In 1911, the Supreme Court broke up Standard Oil, declaring it an illegal monopoly. But how do you break up AI infrastructure when it's funded by a convoluted spiderweb of international investors? What happens when national security interests collide with the global nature of AI development?

In Washington, Trump's embrace of Stargate while at the same time empowering (or aquiescing to) Musk through the Department of Government Efficiency (DOGE) commission forms a fraught dynamic. The president effectively backs competing visions of America's AI future – one built on international cooperation and massive infrastructure projects, the other focused on domestic control and government reform.

America has been here before. The same nation that survived the consolidation of railroads, oil, and steel will likely weather the consolidation of AI infrastructure. But the rules of the game have changed. The speed of technological development, the global nature of capital flows, and the importance of AI make this infrastructure race uniquely challenging to regulate and control.

Back to Stargate and the public spat (hissy fit, perhaps) between Musk and Altman.
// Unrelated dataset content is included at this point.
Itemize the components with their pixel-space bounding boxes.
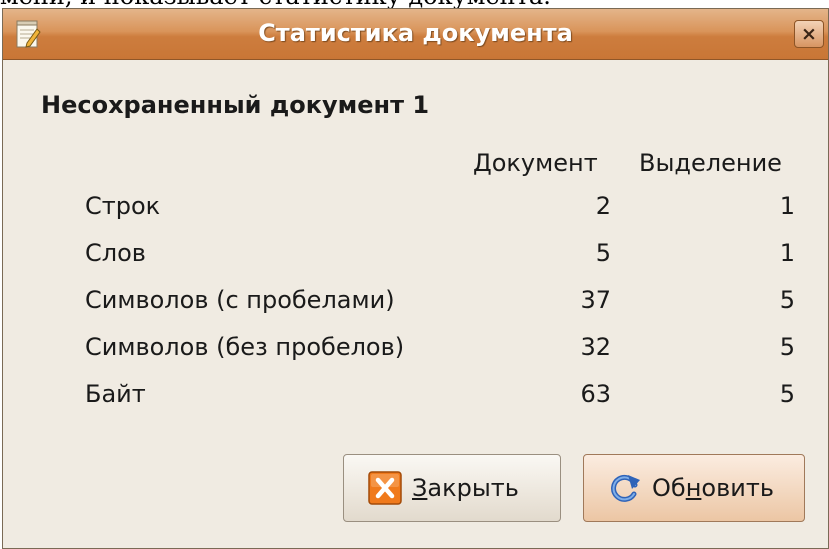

Beyond the personal drama, there is a fundamental question about the future of innovation: Can we build critical infrastructure at the speed of technological progress while maintaining some semblance of democratic control? Or are we destined to create a new class of digital feudal lords, their power built not on land and titles but on data centers and computational resources?

The railroad barons of the 19th century left America with a transportation network that still serves as the backbone of its economy. Today's AI infrastructure builders may leave an equally lasting legacy – for better or worse.

When Standard Oil's monopoly threatened the public interest, the government had clear jurisdiction and authority to act. But in an age where critical infrastructure is funded by global capital while being controlled by multinational corporations who damn-near own the kakistocratic Government itself, the tools of democratic oversight become harder to wield effectively.

Stargate isn't a battle between billionaires or a test of financial commitments. It's a preview of how power will flow in the AI age, through layers of technology, capital, and influence that would baffle the monopolists of the past. As Musk and Altman trade barbs on social media, they're actually fighting over who gets to be the new robber barons – and we're left wondering whether anyone has the will or the means to stop them. This isn't progress. It's a heist.